There is also a pretty large overlap between the set of scientists who would be positively impacted by major policy changes in virus research. "We need more money to research coronaviruses because we can't trust our counterparts in China" and "Funding should be restricted to labs in $homecountry with better biosecurity controls" are fairly natural conclusions to draw from discovering it was Chinese error, and "this is an arms race we have to fund to win" from discovering it was Chinese malfeasance.
This kind of research was already banned in America, which is why American money was funelled towards WIV research grants to continue the research with less oversight and off American soil [1].
>This body did give money to an organisation that collaborated with the Wuhan Institute of Virology.
>That organisation - the US-based EcoHealth Alliance - was awarded a grant in 2014 to look into possible coronaviruses from bats.
>EcoHealth received $3.7m from the NIH, $600,000 of which was given to the Wuhan Institute of Virology.
>In 2019, its project was renewed for another five years, but then pulled by the Trump administration in April 2020 following the outbreak of the coronavirus pandemic.
>Senator Paul believes the research did qualify as "gain-of-function" research, and referred to two academic papers by the Chinese institute, one from 2015 (written together with the University of North Carolina), and another from 2017.
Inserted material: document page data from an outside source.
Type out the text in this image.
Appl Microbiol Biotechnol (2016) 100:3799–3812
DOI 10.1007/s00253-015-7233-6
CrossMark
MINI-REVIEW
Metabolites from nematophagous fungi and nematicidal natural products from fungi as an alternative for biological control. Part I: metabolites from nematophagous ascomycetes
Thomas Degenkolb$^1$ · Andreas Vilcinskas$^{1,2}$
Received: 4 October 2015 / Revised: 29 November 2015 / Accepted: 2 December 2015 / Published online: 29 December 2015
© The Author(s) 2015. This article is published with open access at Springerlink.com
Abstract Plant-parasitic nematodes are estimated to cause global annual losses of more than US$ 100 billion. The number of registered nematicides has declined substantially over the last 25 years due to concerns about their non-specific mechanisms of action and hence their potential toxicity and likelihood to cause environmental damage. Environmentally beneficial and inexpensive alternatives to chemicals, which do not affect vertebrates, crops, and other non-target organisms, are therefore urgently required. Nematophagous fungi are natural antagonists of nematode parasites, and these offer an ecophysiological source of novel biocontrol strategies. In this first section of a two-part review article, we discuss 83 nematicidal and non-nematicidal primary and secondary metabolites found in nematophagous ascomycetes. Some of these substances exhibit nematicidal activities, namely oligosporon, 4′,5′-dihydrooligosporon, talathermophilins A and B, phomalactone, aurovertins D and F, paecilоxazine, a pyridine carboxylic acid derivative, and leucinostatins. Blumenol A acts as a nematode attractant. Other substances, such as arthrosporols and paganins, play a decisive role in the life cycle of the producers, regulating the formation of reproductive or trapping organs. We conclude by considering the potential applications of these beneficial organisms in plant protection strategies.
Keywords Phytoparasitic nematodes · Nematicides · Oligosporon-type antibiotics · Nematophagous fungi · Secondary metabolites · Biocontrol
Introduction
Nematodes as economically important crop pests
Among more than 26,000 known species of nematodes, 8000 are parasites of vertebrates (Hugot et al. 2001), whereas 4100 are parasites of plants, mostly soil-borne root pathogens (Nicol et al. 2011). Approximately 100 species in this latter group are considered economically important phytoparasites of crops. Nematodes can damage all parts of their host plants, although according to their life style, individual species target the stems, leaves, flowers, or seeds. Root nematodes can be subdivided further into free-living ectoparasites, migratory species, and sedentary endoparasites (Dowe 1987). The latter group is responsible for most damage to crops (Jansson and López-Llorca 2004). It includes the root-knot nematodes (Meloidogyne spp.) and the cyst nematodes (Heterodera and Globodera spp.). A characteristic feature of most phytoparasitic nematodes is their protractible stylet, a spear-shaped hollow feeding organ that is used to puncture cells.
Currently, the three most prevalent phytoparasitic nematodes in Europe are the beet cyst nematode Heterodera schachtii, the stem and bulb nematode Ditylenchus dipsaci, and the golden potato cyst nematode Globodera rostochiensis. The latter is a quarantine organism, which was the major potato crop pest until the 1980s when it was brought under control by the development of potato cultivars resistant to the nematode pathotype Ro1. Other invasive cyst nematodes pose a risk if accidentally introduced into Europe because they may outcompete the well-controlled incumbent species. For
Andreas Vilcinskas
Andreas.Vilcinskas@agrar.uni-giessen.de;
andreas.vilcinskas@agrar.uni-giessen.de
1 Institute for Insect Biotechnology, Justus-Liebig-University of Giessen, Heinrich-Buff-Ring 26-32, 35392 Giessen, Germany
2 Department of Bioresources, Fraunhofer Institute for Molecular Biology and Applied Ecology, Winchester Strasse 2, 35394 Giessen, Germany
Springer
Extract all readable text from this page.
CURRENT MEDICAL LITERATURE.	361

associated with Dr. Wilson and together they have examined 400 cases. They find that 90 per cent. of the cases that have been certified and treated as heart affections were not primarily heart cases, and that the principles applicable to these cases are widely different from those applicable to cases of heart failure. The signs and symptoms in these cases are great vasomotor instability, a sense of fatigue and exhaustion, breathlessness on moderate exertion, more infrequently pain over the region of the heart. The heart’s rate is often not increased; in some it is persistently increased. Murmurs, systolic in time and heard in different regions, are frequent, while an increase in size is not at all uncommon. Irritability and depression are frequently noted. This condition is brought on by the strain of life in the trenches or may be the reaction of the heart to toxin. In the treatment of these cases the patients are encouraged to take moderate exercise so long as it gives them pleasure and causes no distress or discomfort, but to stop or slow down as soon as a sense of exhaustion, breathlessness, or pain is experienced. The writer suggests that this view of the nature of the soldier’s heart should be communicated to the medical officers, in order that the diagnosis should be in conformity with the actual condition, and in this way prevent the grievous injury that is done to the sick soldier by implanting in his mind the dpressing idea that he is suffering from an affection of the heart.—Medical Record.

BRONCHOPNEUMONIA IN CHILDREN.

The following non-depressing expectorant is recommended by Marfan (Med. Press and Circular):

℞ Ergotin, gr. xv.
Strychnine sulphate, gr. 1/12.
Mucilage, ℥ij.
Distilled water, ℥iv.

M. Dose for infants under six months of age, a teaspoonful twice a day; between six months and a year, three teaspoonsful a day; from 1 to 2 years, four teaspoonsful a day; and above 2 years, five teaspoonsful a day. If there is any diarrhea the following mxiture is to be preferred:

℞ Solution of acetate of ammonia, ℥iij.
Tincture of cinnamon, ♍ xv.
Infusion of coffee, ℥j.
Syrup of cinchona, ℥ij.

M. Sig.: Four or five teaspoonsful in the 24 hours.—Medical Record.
Yeah, right, but it may also backfire if all gain-of-function research is banned. Imagine if we accidentally invented a rogue AI that caused as much disruption worldwide as covid did? Would you trust the general public and policymakers to come up with conclusions "it is fine, we continue AI research only in big corps based in SF, we can trust those" rather than "AI bad, ban AI research!"?
I remember when this controversy about NIH grants just started, Fauci said: "if you want to ban gain-of-function research, you may just as well ban the virology entirely". And honestly, I am fine with that. I advocate for banning all gain-of-function research. If virologists can't do anything else except engineering deadly viruses on purpose, it is their problem.